Ce sont des compères. Il y a un peu de burlesque dans ce que j’ai fait aussi. J’aime bien le théâtre, le burlesque. J’aime bien les clowns, pas forcément avec le nez rouge, tout ce qui est mime, etc. Et je n’avais pas pu exploiter cela. J’aime bien faire des gros plans. Chez moi, c’est quelque chose qui est assez récurrent dans mes autres albums. On peut voir souvent des gros plans, même des yeux parfois. Ce que l’on appelle de très gros plans. C’est-à-dire des plans cadrés sur des visages même encore plus proches. J’aime assez cela. Mais j’avais senti une frustration depuis quelque temps. J’avais aussi envie de voir les personnages comme si c’était un petit théâtre. Les voir circuler dans la case comme si la caméra ne bougeait pas. Ce que j’ai pu faire dans Saveur Coco.
Sur quoi travailles-tu en ce moment ?
Je suis en train de faire la suite d’Abélard, ce qui risque de surprendre les lecteurs. Ce sera Abélard dix ans après. On retrouvera Gaston bien évidemment et un mystérieux chapeau magique. Cela va nous embarquer dans une péripétie du côté des Amériques début 1900. Il y a de nouveaux personnages qui vont apparaître. Ce sera de nouveau un diptyque.
D’ailleurs Abélard est une de tes rares productions en collaboration. Comment s’est déroulée cette expérience avec Régis Hautière ?

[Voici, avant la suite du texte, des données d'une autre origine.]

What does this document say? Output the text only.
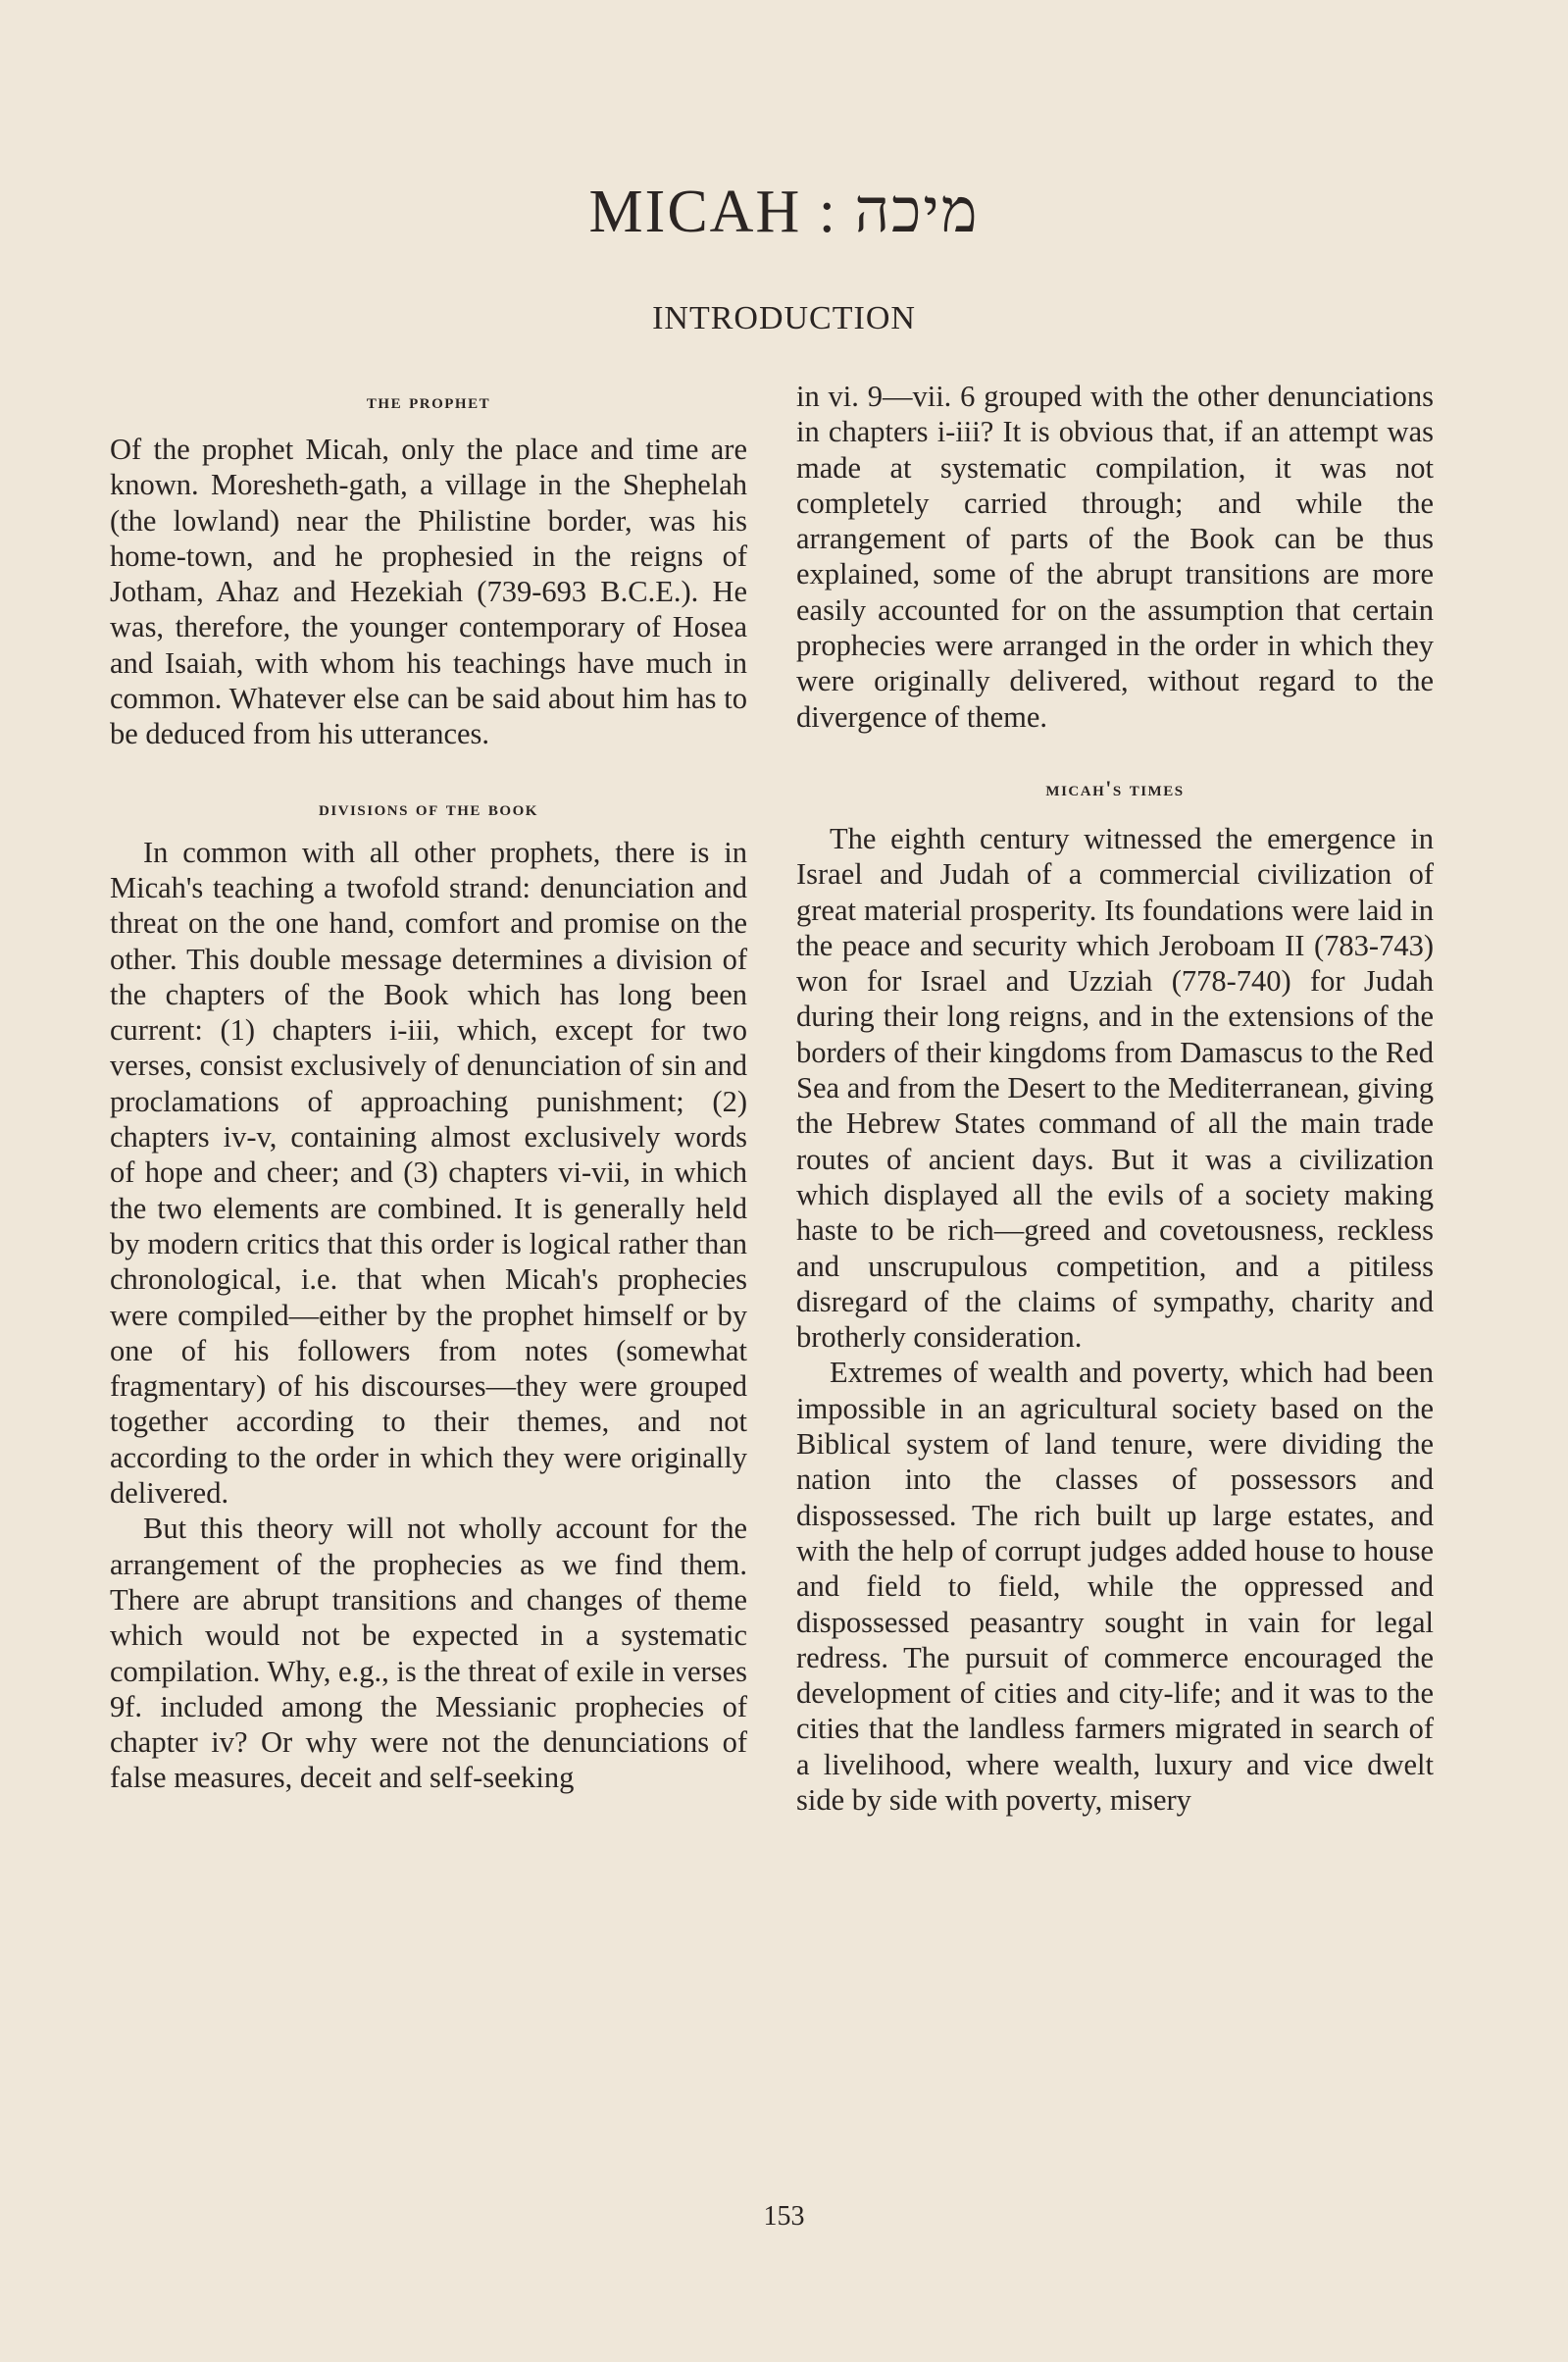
MICAH : מיכה
INTRODUCTION
the prophet

Of the prophet Micah, only the place and time are known. Moresheth-gath, a village in the Shephelah (the lowland) near the Philistine border, was his home-town, and he prophesied in the reigns of Jotham, Ahaz and Hezekiah (739-693 B.C.E.). He was, therefore, the younger contemporary of Hosea and Isaiah, with whom his teachings have much in common. Whatever else can be said about him has to be deduced from his utterances.

divisions of the book

In common with all other prophets, there is in Micah's teaching a twofold strand: denunciation and threat on the one hand, comfort and promise on the other. This double message determines a division of the chapters of the Book which has long been current: (1) chapters i-iii, which, except for two verses, consist exclusively of denunciation of sin and proclamations of approaching punishment; (2) chapters iv-v, containing almost exclusively words of hope and cheer; and (3) chapters vi-vii, in which the two elements are combined. It is generally held by modern critics that this order is logical rather than chronological, i.e. that when Micah's prophecies were compiled—either by the prophet himself or by one of his followers from notes (somewhat fragmentary) of his discourses—they were grouped together according to their themes, and not according to the order in which they were originally delivered.

But this theory will not wholly account for the arrangement of the prophecies as we find them. There are abrupt transitions and changes of theme which would not be expected in a systematic compilation. Why, e.g., is the threat of exile in verses 9f. included among the Messianic prophecies of chapter iv? Or why were not the denunciations of false measures, deceit and self-seeking

in vi. 9—vii. 6 grouped with the other denunciations in chapters i-iii? It is obvious that, if an attempt was made at systematic compilation, it was not completely carried through; and while the arrangement of parts of the Book can be thus explained, some of the abrupt transitions are more easily accounted for on the assumption that certain prophecies were arranged in the order in which they were originally delivered, without regard to the divergence of theme.

micah's times

The eighth century witnessed the emergence in Israel and Judah of a commercial civilization of great material prosperity. Its foundations were laid in the peace and security which Jeroboam II (783-743) won for Israel and Uzziah (778-740) for Judah during their long reigns, and in the extensions of the borders of their kingdoms from Damascus to the Red Sea and from the Desert to the Mediterranean, giving the Hebrew States command of all the main trade routes of ancient days. But it was a civilization which displayed all the evils of a society making haste to be rich—greed and covetousness, reckless and unscrupulous competition, and a pitiless disregard of the claims of sympathy, charity and brotherly consideration.

Extremes of wealth and poverty, which had been impossible in an agricultural society based on the Biblical system of land tenure, were dividing the nation into the classes of possessors and dispossessed. The rich built up large estates, and with the help of corrupt judges added house to house and field to field, while the oppressed and dispossessed peasantry sought in vain for legal redress. The pursuit of commerce encouraged the development of cities and city-life; and it was to the cities that the landless farmers migrated in search of a livelihood, where wealth, luxury and vice dwelt side by side with poverty, misery

153
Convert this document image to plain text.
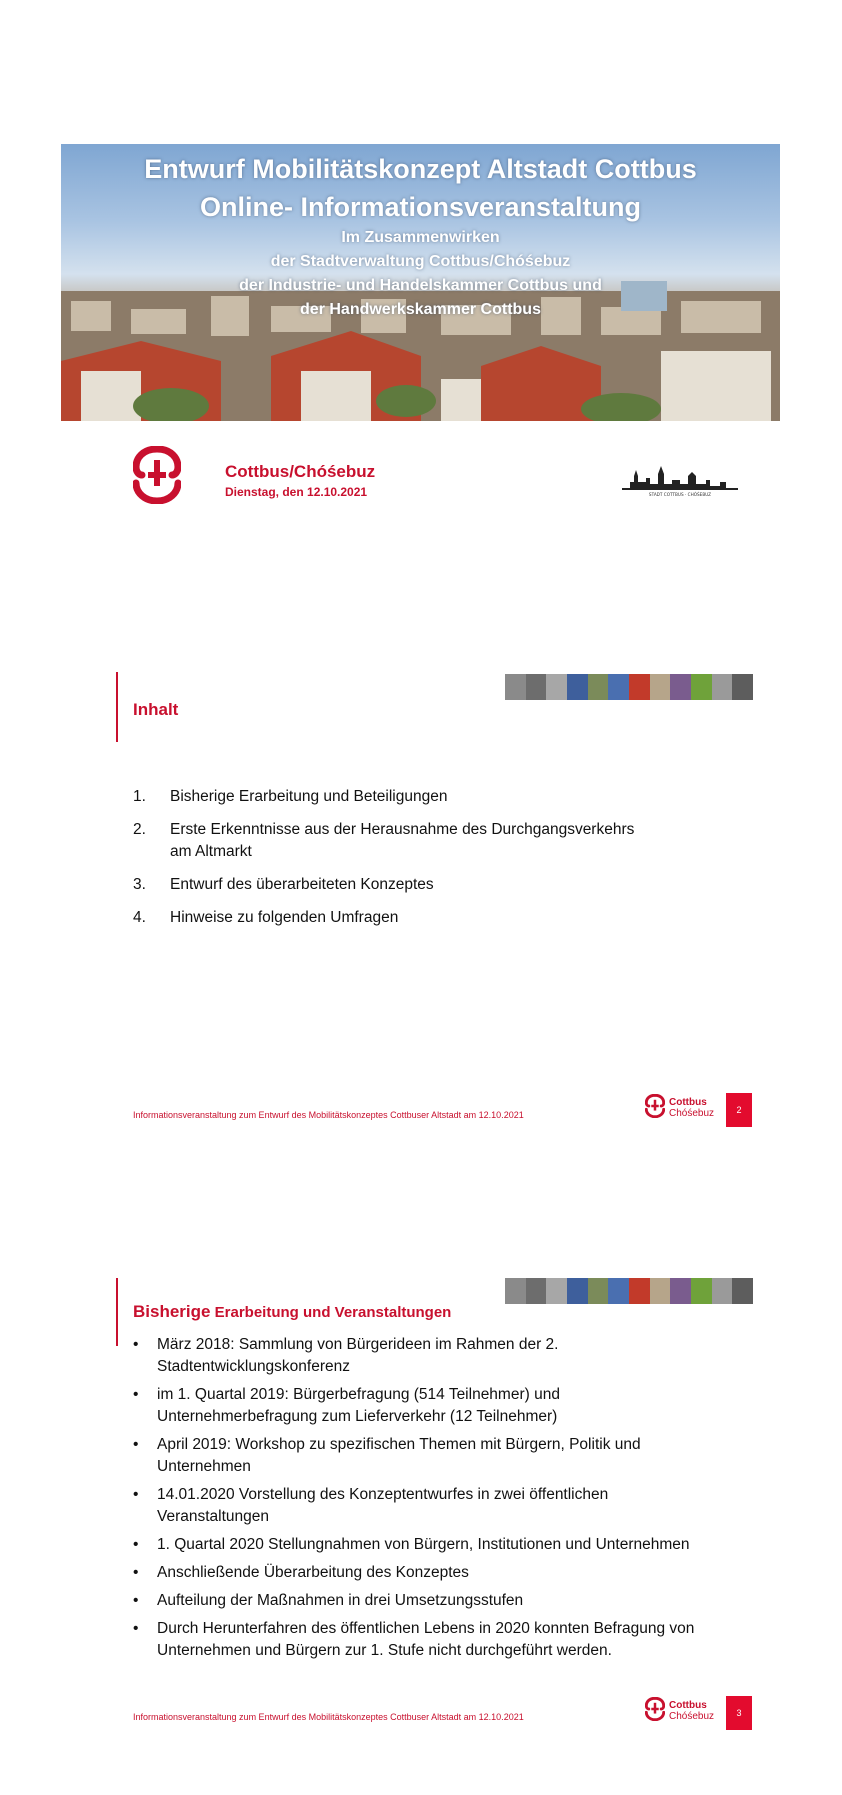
Entwurf Mobilitätskonzept Altstadt Cottbus
Online- Informationsveranstaltung
Im Zusammenwirken
der Stadtverwaltung Cottbus/Chóśebuz
der Industrie- und Handelskammer Cottbus und
der Handwerkskammer Cottbus
Cottbus/Chóśebuz
Dienstag, den 12.10.2021	STADT COTTBUS · CHÓŚEBUZ
Inhalt
1. Bisherige Erarbeitung und Beteiligungen
2. Erste Erkenntnisse aus der Herausnahme des Durchgangsverkehrs am Altmarkt
3. Entwurf des überarbeiteten Konzeptes
4. Hinweise zu folgenden Umfragen
Informationsveranstaltung zum Entwurf des Mobilitätskonzeptes Cottbuser Altstadt am 12.10.2021
Cottbus
Chóśebuz	2
Bisherige Erarbeitung und Veranstaltungen
• März 2018: Sammlung von Bürgerideen im Rahmen der 2. Stadtentwicklungskonferenz
• im 1. Quartal 2019: Bürgerbefragung (514 Teilnehmer) und Unternehmerbefragung zum Lieferverkehr (12 Teilnehmer)
• April 2019: Workshop zu spezifischen Themen mit Bürgern, Politik und Unternehmen
• 14.01.2020 Vorstellung des Konzeptentwurfes in zwei öffentlichen Veranstaltungen
• 1. Quartal 2020 Stellungnahmen von Bürgern, Institutionen und Unternehmen
• Anschließende Überarbeitung des Konzeptes
• Aufteilung der Maßnahmen in drei Umsetzungsstufen
• Durch Herunterfahren des öffentlichen Lebens in 2020 konnten Befragung von Unternehmen und Bürgern zur 1. Stufe nicht durchgeführt werden.
Informationsveranstaltung zum Entwurf des Mobilitätskonzeptes Cottbuser Altstadt am 12.10.2021
Cottbus
Chóśebuz	3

C’est très facile de travailler avec Régis. Pour ma part en tous cas, ce n’est que du bonheur. En plus, il a ce grand talent en plus de savoir écrire par rapport à l’univers de l’auteur. Il faut savoir quelque chose sur Abélard. On se connaissait déjà avant avec Régis. On est ami et on s’entend très bien. On s’était dit qu’on travaillerait un jour ensemble. Il m’a dit : «Pas de souci, le jour où j’aurai une idée je te contacterai». Un an après cette conversation, il m’a envoyé un mail et m’a téléphoné dans la foulée en me disant : « Je t’ai envoyé un scénario, tu regardes le synopsis. Si ça te branche, c’est parti. Mais sache une chose, si tu ne le dessines pas, personne d’autre ne pourra le dessiner. » Donc pas mal de pression. Mais parce qu’il a cette facilité, apparente en tous cas, d’écrire pour l’auteur. J’avais l’impression qu’il s’était fondu dans mon univers. Forcément, c’est donc comme dans des pantoufles. Quand je reçois ses scénarios, je souris et lorsqu’il reçoit mes planches, il est heureux ; donc tout est parfait.
Concernant Saveur coco, peut-on imaginer retrouver les personnages un jour ?
Peut-être. Pour l’instant c’est un peu tôt pour le dire étant donné que j’ai deux albums à faire. Maintenant, j’aimerais bien le faire. Mais dans un an et demi peut-être, quand j’aurai d’autres envies encore. Mais ce sera un one shot, ça j’en suis totalement convaincu. Mais pas forcément une suite de Saveur coco. J’aime ne pas trop savoir pour rester frais devant un nouveau projet et surprendre le lecteur d’une certaine manière. Si moi je ne sais pas, lui ne s’y attendra pas non plus.
Merci Renaud d’avoir répondu à nos questions.
Propos recueillis par Stéphane Girardot.